Last month, I started a course to cultivate a better relationship with money. I was excited to find myself ready to dive into one of these big taboo themes of life (money, power, sex). In the second module of the course, The Inner Dimensions of Mastering Money, Judy Wilkins-Smith invites the listener to start talking to money. She assures us that we are not crazy if we do, she works with executives and perfectly sane functional humans that–when they eventually take her advice–are hooked.


I notice my attention heightening. For a slight moment, an internal voice begins formulating some critique, ridicule or self-judgement, but there is no chance for it to finish its objection. A young confident woman has shown up in my mind’s eye. She tilts her head to one side, her big wavy hair following "Jeez, hello, you finally see me?". She seems happy to receive my attention.


This is my internal representation of money. Although it makes no logical sense, it immediately makes total sense to me. Up until then, I had imagined money as a very distant thing. Far away, not graspable, grey, intimidating and not in reach for me. I had experimented with statements like 'I would like money to be my friend' and 'I would like money to be by my side', but those words hadn't been matched by any type of viscerally aligned or pleasant experience. Quite the opposite, the free spot by my side and "money" (my concept of it) were miles apart.


Nima, my money Muse, communicates to me that she is bored by focusing on her nails and not looking much at me. I feel an immediate love and appreciation for her. I also notice she is unlike me, not just because I have never filed my nails. I get the sense she doesn't think very highly of me, yet she is absolutely by my side. She shows this by taking seat on my right shoulder, very close and intimately. There is an intimate connection between us, although it is clearly fresh and yet to be more established.


I notice a big relief for the implosion of the impersonal grey money concept and, in its place, the sudden presence of this seemingly kind, confident and a bit mysterious female character. I am super curious.


Who is this Nima? What does she want to tell me? Or teach me?

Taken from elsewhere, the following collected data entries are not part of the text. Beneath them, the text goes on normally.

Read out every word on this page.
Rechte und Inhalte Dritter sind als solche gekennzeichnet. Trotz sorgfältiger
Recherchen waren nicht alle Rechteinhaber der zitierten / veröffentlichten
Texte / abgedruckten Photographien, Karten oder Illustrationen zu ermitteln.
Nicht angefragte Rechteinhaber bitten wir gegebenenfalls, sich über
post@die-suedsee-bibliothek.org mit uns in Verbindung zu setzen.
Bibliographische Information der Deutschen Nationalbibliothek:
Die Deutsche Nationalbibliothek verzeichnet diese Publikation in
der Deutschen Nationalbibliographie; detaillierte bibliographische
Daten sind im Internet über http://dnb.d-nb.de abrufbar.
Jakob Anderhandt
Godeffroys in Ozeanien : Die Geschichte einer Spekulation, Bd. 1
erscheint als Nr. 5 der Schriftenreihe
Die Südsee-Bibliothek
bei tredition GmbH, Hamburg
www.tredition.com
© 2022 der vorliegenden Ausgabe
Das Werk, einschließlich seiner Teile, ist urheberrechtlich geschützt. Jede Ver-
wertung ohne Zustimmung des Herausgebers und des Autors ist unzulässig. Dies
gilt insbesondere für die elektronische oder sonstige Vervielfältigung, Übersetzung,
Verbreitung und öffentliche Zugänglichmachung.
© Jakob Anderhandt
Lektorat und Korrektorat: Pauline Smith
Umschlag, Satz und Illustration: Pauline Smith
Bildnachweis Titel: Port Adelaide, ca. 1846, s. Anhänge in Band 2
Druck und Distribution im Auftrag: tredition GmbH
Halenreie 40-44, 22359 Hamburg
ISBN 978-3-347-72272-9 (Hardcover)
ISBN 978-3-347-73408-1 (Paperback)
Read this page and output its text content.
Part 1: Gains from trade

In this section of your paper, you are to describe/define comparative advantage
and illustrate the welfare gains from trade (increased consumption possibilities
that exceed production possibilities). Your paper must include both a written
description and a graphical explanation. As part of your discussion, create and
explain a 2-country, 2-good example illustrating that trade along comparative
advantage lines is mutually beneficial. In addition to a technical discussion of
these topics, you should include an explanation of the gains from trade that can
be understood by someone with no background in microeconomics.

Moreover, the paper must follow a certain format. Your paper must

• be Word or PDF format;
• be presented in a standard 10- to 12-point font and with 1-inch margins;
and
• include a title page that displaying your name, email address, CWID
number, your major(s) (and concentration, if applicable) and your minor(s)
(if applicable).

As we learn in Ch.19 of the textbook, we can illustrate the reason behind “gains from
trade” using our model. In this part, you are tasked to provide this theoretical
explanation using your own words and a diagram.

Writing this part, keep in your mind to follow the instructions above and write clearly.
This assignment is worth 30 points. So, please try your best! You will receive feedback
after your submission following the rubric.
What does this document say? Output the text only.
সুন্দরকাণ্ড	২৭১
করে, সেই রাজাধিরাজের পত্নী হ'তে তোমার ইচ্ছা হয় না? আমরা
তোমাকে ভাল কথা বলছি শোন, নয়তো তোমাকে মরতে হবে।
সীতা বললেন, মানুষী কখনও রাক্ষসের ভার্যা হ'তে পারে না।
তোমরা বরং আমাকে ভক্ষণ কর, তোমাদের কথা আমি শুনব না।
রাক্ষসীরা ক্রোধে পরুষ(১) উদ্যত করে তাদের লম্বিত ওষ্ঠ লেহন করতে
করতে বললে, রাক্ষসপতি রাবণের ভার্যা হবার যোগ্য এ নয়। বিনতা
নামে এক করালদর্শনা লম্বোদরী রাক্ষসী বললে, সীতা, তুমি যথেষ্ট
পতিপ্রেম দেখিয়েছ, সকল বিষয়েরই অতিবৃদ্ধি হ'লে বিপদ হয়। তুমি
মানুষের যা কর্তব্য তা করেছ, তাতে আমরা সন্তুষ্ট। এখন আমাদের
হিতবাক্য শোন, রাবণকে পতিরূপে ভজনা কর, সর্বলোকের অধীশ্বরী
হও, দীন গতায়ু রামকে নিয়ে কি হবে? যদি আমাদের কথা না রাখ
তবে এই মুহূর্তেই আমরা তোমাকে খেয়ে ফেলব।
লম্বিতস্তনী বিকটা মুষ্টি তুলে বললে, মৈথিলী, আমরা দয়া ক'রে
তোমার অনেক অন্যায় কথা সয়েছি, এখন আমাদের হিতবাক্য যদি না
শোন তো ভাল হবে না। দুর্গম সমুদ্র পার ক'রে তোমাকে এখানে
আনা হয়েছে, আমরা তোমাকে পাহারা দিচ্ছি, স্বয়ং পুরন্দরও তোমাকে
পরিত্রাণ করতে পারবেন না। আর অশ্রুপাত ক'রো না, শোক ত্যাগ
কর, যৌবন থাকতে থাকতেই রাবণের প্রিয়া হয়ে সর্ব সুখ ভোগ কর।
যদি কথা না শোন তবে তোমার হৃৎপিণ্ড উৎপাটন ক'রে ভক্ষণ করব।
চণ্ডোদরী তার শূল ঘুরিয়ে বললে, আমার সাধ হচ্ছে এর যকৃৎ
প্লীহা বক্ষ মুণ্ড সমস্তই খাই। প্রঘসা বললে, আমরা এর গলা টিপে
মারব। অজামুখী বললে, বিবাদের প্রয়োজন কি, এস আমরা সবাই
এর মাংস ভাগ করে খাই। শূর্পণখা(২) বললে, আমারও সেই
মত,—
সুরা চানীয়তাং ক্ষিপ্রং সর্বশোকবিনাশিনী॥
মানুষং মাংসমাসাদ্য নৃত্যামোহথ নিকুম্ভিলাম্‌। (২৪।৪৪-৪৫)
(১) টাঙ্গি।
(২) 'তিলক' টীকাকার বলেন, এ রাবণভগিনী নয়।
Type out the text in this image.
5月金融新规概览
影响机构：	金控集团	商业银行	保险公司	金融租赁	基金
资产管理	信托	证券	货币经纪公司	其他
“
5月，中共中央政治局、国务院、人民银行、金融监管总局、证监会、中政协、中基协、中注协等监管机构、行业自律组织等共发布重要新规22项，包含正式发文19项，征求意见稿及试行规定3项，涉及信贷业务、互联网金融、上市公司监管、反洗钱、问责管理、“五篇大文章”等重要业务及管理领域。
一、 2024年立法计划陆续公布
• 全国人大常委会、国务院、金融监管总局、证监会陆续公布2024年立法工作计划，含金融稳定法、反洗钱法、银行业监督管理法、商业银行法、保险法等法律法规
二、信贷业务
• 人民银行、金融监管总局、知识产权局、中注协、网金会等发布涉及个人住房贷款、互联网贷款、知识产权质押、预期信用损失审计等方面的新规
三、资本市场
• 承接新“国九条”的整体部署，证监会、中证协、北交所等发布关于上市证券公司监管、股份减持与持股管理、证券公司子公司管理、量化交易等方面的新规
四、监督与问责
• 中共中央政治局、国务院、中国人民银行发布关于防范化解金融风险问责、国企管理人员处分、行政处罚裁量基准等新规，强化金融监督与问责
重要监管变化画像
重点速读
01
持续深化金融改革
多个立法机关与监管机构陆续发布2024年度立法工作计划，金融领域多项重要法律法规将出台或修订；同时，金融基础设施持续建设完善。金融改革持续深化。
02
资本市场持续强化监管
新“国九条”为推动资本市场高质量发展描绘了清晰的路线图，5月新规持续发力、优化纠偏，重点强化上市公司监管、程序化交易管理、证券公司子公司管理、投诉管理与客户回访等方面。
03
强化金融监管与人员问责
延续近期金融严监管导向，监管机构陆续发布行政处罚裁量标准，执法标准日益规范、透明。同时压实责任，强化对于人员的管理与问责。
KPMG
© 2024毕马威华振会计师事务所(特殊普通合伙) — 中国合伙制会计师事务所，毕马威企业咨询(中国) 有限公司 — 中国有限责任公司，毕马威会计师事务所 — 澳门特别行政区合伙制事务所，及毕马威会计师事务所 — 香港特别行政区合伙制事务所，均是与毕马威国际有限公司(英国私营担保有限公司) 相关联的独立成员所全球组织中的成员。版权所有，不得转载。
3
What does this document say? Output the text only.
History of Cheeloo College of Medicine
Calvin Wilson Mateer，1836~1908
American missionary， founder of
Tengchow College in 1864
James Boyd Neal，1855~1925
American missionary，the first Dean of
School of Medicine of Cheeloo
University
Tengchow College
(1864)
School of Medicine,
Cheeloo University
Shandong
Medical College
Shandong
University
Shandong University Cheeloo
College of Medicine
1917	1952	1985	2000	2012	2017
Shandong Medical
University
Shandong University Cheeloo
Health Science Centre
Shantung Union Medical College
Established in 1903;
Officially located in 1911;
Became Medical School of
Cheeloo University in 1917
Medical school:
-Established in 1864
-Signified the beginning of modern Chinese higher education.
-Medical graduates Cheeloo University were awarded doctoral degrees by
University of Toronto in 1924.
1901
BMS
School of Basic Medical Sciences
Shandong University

Thanks to my work with Internal Family Systems (IFS), I was familiar with visual and physical characters that we can communicate with trough different channels: visual (like how I could see Nima in my mind’s eye); physical (we can feel their sensations in our bodies); feelings (they can show us their emotional landscape through our feelings) and cognitive (we can talk with them). In IFS, we work with characters that are parts of our selves developed during childhood. They are similar to roles in Gestalt Therapy, such as the inner critic or hurt child.


As I converse a bit with Nima, she changes shape a few times to show me that she is powerful and she can take on many shapes. She reminds me of the trickster. She is feisty, like most of my parts are. She seems a bit young, in her feistyness and desire to prove herself. She is now standing on my left and I notice my inner superstar showing up on the right. They seem to get along well, same age and mutual appreciation. I communicate to Nima, without judgement, that she seems young, and she agrees with me. She lets me know that “she would like to grow up”.


Her main message, though, is age-independent she affirms me: "Make me a request. So I have something to do." Preferably bold and ambitious.


Impressed by this whole spectacle, I say goodbye so that I can take some time to ponder what request I would like to make. Later that evening–really that evening–I receive a message of my colleague that he has left 95.5 euros in an enveloppe for me. Apparently this money was supposed to be reimbursed to me in January (6 months ago) but got lost on the way.